Stigma in a Polarized Society: The Case of Trump’s Family Separation Policy.
In June 2018 the United States’ news cycle was dominated by images of distraught children being separated from their anguished parents by uniformed Customs and Border Patrol officers. Although enforcement of the U.S.-Mexico border has long been condemned as draconian by human rights groups, the Trump administration’s move to a “zero-tolerance” border control policy resulted in a dramatic increase in the number of migrant children who were separated from their parents. The shift in enforcement drew much opprobrium, before the Trump administration scaled it back.
It was readily apparent that the situation was imbued with strong feelings and polarized visions of what constitutes shameful conduct. Supporters and defenders of the practice face some degree of stigmatization. This particular conflict was but one more flashpoint in the political and cultural struggles of the United States. Donald Trump’s Presidency has proven to be a juncture of stigma contests, where a number of groups struggle against each other for moral worth (Silva 2019). These stigma contests (Schur 1982) cover the meaning of religious, gender, and racial identities. While some might blanch at the notion that Trump’s white base of support is stigmatized in the typical sense of the term, there is much evidence that they do believe themselves to be marginalized. Immigration has been one of the central points of contention. For some, unauthorized immigration is worthy of scorn. For others, the mistreatment of immigrants is also deserving of opprobrium. Given the relativity of stigma, then, my co-author, Matthew B. Flynn, and I asked : How do we conceptualize stigma in cases where there is substantial disagreement over right and wrong? What becomes of stigma in a polarized public sphere?

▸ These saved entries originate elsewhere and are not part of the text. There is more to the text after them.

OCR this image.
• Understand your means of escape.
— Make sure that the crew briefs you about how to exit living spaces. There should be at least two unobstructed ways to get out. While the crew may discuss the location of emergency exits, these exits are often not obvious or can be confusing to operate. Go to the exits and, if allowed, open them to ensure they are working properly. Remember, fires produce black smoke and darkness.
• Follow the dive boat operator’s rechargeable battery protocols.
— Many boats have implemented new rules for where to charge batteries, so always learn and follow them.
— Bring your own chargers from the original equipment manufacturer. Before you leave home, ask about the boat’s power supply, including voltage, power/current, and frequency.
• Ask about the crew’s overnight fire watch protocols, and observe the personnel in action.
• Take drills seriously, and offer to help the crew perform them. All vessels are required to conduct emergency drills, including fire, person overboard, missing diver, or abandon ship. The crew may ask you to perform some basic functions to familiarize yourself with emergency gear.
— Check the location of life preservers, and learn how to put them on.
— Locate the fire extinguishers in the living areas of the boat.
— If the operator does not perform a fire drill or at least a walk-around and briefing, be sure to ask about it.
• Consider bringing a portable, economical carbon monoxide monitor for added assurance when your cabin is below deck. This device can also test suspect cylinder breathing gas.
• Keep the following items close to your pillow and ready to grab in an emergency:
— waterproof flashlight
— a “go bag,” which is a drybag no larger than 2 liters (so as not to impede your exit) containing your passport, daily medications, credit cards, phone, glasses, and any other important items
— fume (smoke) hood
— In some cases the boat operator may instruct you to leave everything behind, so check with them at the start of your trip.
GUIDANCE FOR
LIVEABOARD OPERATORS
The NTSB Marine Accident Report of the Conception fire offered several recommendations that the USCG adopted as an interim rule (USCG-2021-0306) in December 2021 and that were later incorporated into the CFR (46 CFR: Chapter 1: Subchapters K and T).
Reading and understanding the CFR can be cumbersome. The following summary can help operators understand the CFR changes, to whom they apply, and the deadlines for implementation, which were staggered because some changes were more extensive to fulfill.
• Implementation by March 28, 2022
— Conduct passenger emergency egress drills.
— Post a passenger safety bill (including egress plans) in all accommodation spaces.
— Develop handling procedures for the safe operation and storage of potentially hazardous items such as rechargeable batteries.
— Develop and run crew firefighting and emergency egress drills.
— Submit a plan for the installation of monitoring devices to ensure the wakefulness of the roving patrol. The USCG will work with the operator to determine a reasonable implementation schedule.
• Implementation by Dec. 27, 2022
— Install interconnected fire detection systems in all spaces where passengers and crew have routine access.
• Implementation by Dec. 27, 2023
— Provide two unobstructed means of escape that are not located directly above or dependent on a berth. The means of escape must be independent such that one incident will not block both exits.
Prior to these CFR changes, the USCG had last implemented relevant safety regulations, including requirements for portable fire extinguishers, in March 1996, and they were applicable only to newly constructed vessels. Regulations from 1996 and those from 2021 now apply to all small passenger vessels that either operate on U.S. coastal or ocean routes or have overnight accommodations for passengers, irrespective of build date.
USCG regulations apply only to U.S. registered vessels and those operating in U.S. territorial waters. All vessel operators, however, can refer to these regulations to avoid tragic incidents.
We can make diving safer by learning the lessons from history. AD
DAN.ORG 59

We addressed this question by analyzing 1,500 comments made in response to CNN and ProPublica’s reporting on the Trump Administration’s policy of separating child refugees from their parents. Immediately, we find that what counts as monstrous varies substantially. Both supporters and opponents of the policy assert the moral worth of their identities that are under attacked.
We found that opponents of the family separation asserted that the detained migrants were innocent, for example:
“These kids’ parents and guardians risked all to try to make it to the US. I’ve acted out of desperation before. Have you?”

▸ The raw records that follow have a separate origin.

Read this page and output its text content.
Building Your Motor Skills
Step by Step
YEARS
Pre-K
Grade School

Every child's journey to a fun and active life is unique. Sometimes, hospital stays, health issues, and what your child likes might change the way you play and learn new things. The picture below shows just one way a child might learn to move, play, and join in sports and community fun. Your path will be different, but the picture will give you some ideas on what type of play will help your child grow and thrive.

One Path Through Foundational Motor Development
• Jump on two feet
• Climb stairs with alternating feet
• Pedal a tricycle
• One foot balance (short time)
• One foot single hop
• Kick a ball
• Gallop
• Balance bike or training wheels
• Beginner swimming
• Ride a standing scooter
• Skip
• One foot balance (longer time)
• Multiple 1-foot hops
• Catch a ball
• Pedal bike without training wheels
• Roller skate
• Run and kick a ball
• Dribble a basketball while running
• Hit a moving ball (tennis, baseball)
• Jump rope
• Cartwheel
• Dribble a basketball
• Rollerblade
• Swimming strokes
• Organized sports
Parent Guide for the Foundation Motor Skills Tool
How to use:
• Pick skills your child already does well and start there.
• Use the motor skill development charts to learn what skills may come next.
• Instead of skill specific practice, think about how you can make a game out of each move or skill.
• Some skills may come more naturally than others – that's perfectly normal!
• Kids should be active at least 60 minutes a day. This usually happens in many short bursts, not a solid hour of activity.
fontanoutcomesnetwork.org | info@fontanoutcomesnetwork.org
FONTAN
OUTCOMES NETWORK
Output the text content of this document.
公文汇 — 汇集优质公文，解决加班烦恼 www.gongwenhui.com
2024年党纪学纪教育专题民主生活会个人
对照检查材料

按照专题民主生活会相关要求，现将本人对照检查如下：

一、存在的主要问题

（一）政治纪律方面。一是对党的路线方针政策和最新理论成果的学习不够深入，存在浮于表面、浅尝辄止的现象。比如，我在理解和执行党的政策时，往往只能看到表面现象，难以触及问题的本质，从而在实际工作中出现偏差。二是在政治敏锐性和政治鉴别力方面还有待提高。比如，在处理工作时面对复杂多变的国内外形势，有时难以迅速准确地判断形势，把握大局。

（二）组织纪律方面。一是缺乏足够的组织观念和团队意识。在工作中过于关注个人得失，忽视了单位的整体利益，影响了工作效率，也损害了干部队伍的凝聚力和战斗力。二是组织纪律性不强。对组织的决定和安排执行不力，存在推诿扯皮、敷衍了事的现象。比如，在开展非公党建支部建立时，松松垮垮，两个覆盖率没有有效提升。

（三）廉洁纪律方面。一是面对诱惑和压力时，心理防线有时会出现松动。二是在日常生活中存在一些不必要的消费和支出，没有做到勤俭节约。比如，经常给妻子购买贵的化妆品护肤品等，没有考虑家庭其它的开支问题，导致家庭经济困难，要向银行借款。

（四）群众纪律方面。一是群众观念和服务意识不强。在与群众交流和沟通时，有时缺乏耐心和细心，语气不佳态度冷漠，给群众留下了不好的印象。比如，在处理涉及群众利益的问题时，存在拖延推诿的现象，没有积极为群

They would also vilify supporters of the policy as cruel and depraved:
“Keeping children in this enforced situation constitutes child abuse.
As racist or xenophobic:
“The Republicans enable Trumps Crimes against America. Trump is openly racist and so are his supporters”
Or as otherwise shame worthy:
“At the end of the day. Most Trump voters are literally uneducated. Either didn’t finish High school, didn’t go to college or finish college.”

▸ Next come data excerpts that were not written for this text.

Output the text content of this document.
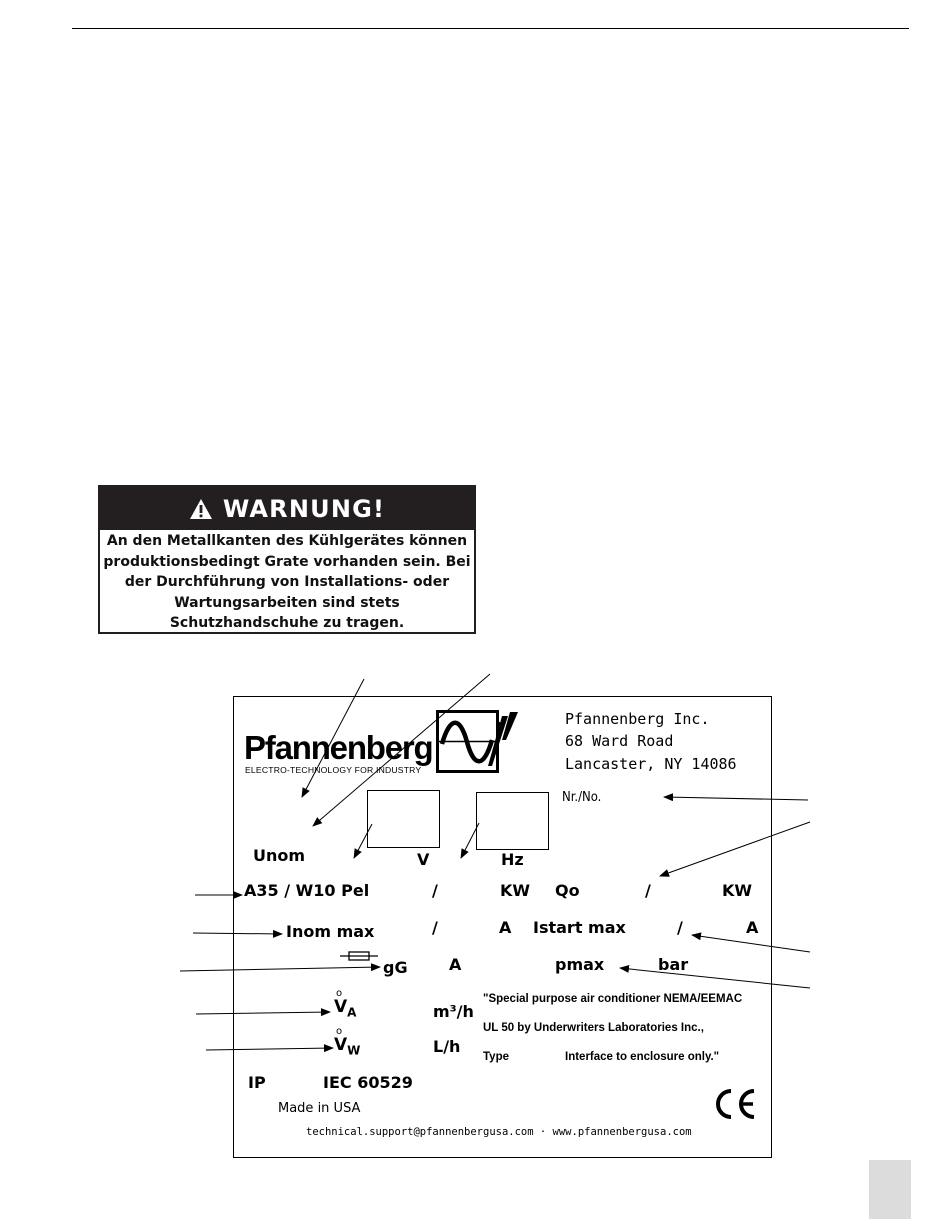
WARNUNG!
An den Metallkanten des Kühlgerätes können
produktionsbedingt Grate vorhanden sein. Bei
der Durchführung von Installations- oder
Wartungsarbeiten sind stets
Schutzhandschuhe zu tragen.
Pfannenberg
ELECTRO-TECHNOLOGY FOR INDUSTRY
Pfannenberg Inc.
68 Ward Road
Lancaster, NY 14086
Nr./No.
Unom	V	Hz
A35 / W10 Pel	/	KW Qo	/	KW
Inom max	/	A Istart max	/	A
gG	A	pmax	bar
o
$V_A$	m³/h
o
$V_W$	L/h
"Special purpose air conditioner NEMA/EEMAC
UL 50 by Underwriters Laboratories Inc.,
Type	Interface to enclosure only."
IP	IEC 60529
Made in USA
technical.support@pfannenbergusa.com · www.pfannenbergusa.com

Supporters of Trump’s policy claimed that the policy was not cruel. For instance, in response to audio of crying children in detention, one writes:
“Check out line at a grocery store?”
Others denied the victimhood of the detainees by claiming that they posed a threat to the United States:
“No sympathy for illegal aliens at all. If you want to come to this great land of ours come here legally. Just like others did before you.”
“Blame their parents for putting them in this situation. If they had not crossed the border illegally they would still be together.”
They would also cast their political adversaries as hypocritical:
“please bleeding hearts, let homeless people stay in your house. feed them and let them sleep in your bed.”
As complicit in illegal immigration:
“You are either with america or you are with illegal immigrants…Liberals are traitor to our nation”
As dishonest or foolish:
“More fabricated lies by the left media.”
“So when Americans commit crimes and go to jail do they take their toddlers to jail too? No when do libtards understand this??”
Or more generally loathsome: “Democrats are scum”
Both sides effectively agreed that the situation was shameful, but, with countervailing preferences for who should be stigmatized. The result, then, is what we term a liminal stigma, “the situation where an identity is subject to a potentially transitory discrediting as this identity is both ideationally devalued and defended by multiple others.” On a general level, the notion of liminal stigma can help us avoid reifying stigma. By looking at the set of conflicting accounts of which identities should be discredited we can see how people actively construct stigmatization. More specifically, the concept of liminal stigma can help us to consider the experience of ostensibly privileged Trump supporters who nonetheless claim to be marginalized. An individual who supports or opposes this policy will experience both validation and rejection in the public sphere. Conflicts over family separation and any number of other issues in the Trump Presidency are not just over the content of US policies, but also, who exemplifies moral worth.